Department of Data and Analytics, Upworthy.
Psychol Methods. 2016 Dec;21(4):458-474. doi: 10.1037/met0000111.
The massive volume of data that now covers a wide variety of human behaviors offers researchers in psychology an unprecedented opportunity to conduct innovative theory- and data-driven field research. This article is a practical guide to conducting big data research, covering data management, acquisition, processing, and analytics (including key supervised and unsupervised learning data mining methods). It is accompanied by walkthrough tutorials on data acquisition, text analysis with latent Dirichlet allocation topic modeling, and classification with support vector machines.
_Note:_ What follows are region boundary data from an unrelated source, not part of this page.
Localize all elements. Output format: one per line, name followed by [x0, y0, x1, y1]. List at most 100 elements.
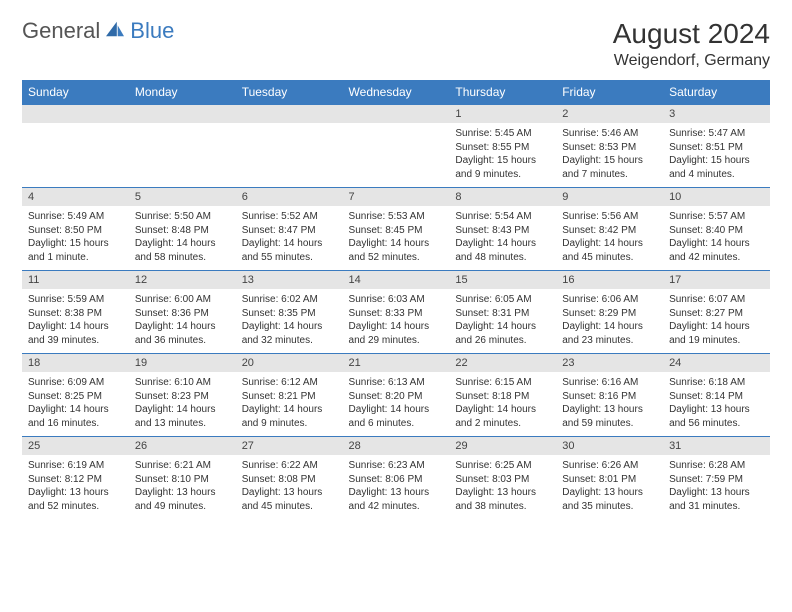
- daylight-text-1: Daylight: 15 hours: [455, 154, 550, 168]
- weekday-friday: Friday: [556, 80, 663, 105]
- weekday-sunday: Sunday: [22, 80, 129, 105]
- day-cell: [22, 123, 129, 188]
- day-number: 29: [449, 437, 556, 456]
- day-number: 10: [663, 188, 770, 207]
- daylight-text-2: and 13 minutes.: [135, 417, 230, 431]
- sunrise-text: Sunrise: 6:25 AM: [455, 459, 550, 473]
- daylight-text-2: and 1 minute.: [28, 251, 123, 265]
- sunrise-text: Sunrise: 5:45 AM: [455, 127, 550, 141]
- day-number: 27: [236, 437, 343, 456]
- sunrise-text: Sunrise: 5:53 AM: [349, 210, 444, 224]
- daylight-text-1: Daylight: 14 hours: [455, 403, 550, 417]
- day-cell: Sunrise: 5:52 AMSunset: 8:47 PMDaylight:…: [236, 206, 343, 271]
- day-number: [22, 105, 129, 124]
- daylight-text-2: and 26 minutes.: [455, 334, 550, 348]
- day-cell: Sunrise: 5:47 AMSunset: 8:51 PMDaylight:…: [663, 123, 770, 188]
- day-content-row: Sunrise: 6:09 AMSunset: 8:25 PMDaylight:…: [22, 372, 770, 437]
- sunset-text: Sunset: 8:36 PM: [135, 307, 230, 321]
- sunrise-text: Sunrise: 6:10 AM: [135, 376, 230, 390]
- daylight-text-1: Daylight: 15 hours: [28, 237, 123, 251]
- sunrise-text: Sunrise: 5:54 AM: [455, 210, 550, 224]
- sunset-text: Sunset: 8:40 PM: [669, 224, 764, 238]
- sunrise-text: Sunrise: 6:09 AM: [28, 376, 123, 390]
- page-title: August 2024: [613, 18, 770, 50]
- day-number: 6: [236, 188, 343, 207]
- daylight-text-2: and 58 minutes.: [135, 251, 230, 265]
- day-number: 22: [449, 354, 556, 373]
- day-number: 7: [343, 188, 450, 207]
- daylight-text-2: and 32 minutes.: [242, 334, 337, 348]
- daylight-text-1: Daylight: 14 hours: [562, 237, 657, 251]
- day-cell: [236, 123, 343, 188]
- sunrise-text: Sunrise: 5:56 AM: [562, 210, 657, 224]
- day-cell: Sunrise: 5:59 AMSunset: 8:38 PMDaylight:…: [22, 289, 129, 354]
- day-cell: Sunrise: 6:10 AMSunset: 8:23 PMDaylight:…: [129, 372, 236, 437]
- title-block: August 2024 Weigendorf, Germany: [613, 18, 770, 70]
- sunrise-text: Sunrise: 6:06 AM: [562, 293, 657, 307]
- sunset-text: Sunset: 8:12 PM: [28, 473, 123, 487]
- sunset-text: Sunset: 8:23 PM: [135, 390, 230, 404]
- daylight-text-1: Daylight: 14 hours: [349, 403, 444, 417]
- daylight-text-2: and 49 minutes.: [135, 500, 230, 514]
- day-number: 16: [556, 271, 663, 290]
- day-number: 8: [449, 188, 556, 207]
- day-number-row: 123: [22, 105, 770, 124]
- day-number: [343, 105, 450, 124]
- sunset-text: Sunset: 8:38 PM: [28, 307, 123, 321]
- sunset-text: Sunset: 8:20 PM: [349, 390, 444, 404]
- weekday-wednesday: Wednesday: [343, 80, 450, 105]
- day-cell: Sunrise: 6:25 AMSunset: 8:03 PMDaylight:…: [449, 455, 556, 519]
- day-cell: Sunrise: 5:50 AMSunset: 8:48 PMDaylight:…: [129, 206, 236, 271]
- day-cell: Sunrise: 6:28 AMSunset: 7:59 PMDaylight:…: [663, 455, 770, 519]
- daylight-text-1: Daylight: 14 hours: [28, 403, 123, 417]
- sunset-text: Sunset: 8:50 PM: [28, 224, 123, 238]
- sunset-text: Sunset: 8:18 PM: [455, 390, 550, 404]
- day-content-row: Sunrise: 6:19 AMSunset: 8:12 PMDaylight:…: [22, 455, 770, 519]
- daylight-text-2: and 19 minutes.: [669, 334, 764, 348]
- sunset-text: Sunset: 8:47 PM: [242, 224, 337, 238]
- day-cell: Sunrise: 6:19 AMSunset: 8:12 PMDaylight:…: [22, 455, 129, 519]
- daylight-text-1: Daylight: 14 hours: [349, 320, 444, 334]
- logo-text-blue: Blue: [130, 18, 174, 44]
- sunset-text: Sunset: 8:33 PM: [349, 307, 444, 321]
- daylight-text-2: and 45 minutes.: [562, 251, 657, 265]
- daylight-text-2: and 23 minutes.: [562, 334, 657, 348]
- weekday-monday: Monday: [129, 80, 236, 105]
- sunset-text: Sunset: 8:16 PM: [562, 390, 657, 404]
- weekday-thursday: Thursday: [449, 80, 556, 105]
- daylight-text-1: Daylight: 14 hours: [135, 403, 230, 417]
- daylight-text-2: and 56 minutes.: [669, 417, 764, 431]
- daylight-text-1: Daylight: 15 hours: [562, 154, 657, 168]
- daylight-text-1: Daylight: 14 hours: [135, 237, 230, 251]
- day-number: 30: [556, 437, 663, 456]
- daylight-text-2: and 38 minutes.: [455, 500, 550, 514]
- weekday-header-row: SundayMondayTuesdayWednesdayThursdayFrid…: [22, 80, 770, 105]
- weekday-saturday: Saturday: [663, 80, 770, 105]
- daylight-text-1: Daylight: 14 hours: [242, 237, 337, 251]
- day-number: 4: [22, 188, 129, 207]
- daylight-text-1: Daylight: 13 hours: [562, 403, 657, 417]
- day-cell: Sunrise: 5:54 AMSunset: 8:43 PMDaylight:…: [449, 206, 556, 271]
- sunrise-text: Sunrise: 6:22 AM: [242, 459, 337, 473]
- daylight-text-1: Daylight: 14 hours: [455, 237, 550, 251]
- day-cell: Sunrise: 6:00 AMSunset: 8:36 PMDaylight:…: [129, 289, 236, 354]
- sunset-text: Sunset: 8:21 PM: [242, 390, 337, 404]
- page-subtitle: Weigendorf, Germany: [613, 52, 770, 70]
- day-number: 1: [449, 105, 556, 124]
- daylight-text-1: Daylight: 14 hours: [242, 403, 337, 417]
- sunrise-text: Sunrise: 6:21 AM: [135, 459, 230, 473]
- daylight-text-2: and 9 minutes.: [455, 168, 550, 182]
- daylight-text-2: and 39 minutes.: [28, 334, 123, 348]
- daylight-text-2: and 29 minutes.: [349, 334, 444, 348]
- day-number-row: 25262728293031: [22, 437, 770, 456]
- daylight-text-2: and 7 minutes.: [562, 168, 657, 182]
- day-number: 20: [236, 354, 343, 373]
- sunset-text: Sunset: 8:48 PM: [135, 224, 230, 238]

Big data practitioners in academia, industry, and the community have built a comprehensive base of tools and knowledge that makes big data research accessible to researchers in a broad range of fields. However, big data research does require knowledge of software programming and a different analytical mindset. For those willing to acquire the requisite skills, innovative analyses of unexpected or previously untapped data sources can offer fresh ways to develop, test, and extend theories. When conducted with care and respect, big data research can become an essential complement to traditional research. (PsycINFO Database Record
现在,大量涵盖各种人类行为的数据为心理学研究人员提供了一个前所未有的机会,可以进行创新的理论和数据驱动的实地研究。本文是关于进行大数据研究的实用指南,涵盖了数据管理、获取、处理和分析(包括关键的监督和无监督学习数据挖掘方法)。本文还附有关于数据获取、使用潜在狄利克雷分配主题建模进行文本分析以及使用支持向量机进行分类的演练教程。学术界、工业界和社区的大数据从业者已经建立了一个全面的工具和知识基础,使得广泛领域的研究人员都能够进行大数据研究。然而,大数据研究确实需要软件编程知识和不同的分析思维方式。对于那些愿意掌握必要技能的人来说,对意外或以前未开发的数据来源进行创新性分析,可以为开发、测试和扩展理论提供新的方法。如果谨慎和尊重地进行大数据研究,可以成为传统研究的重要补充。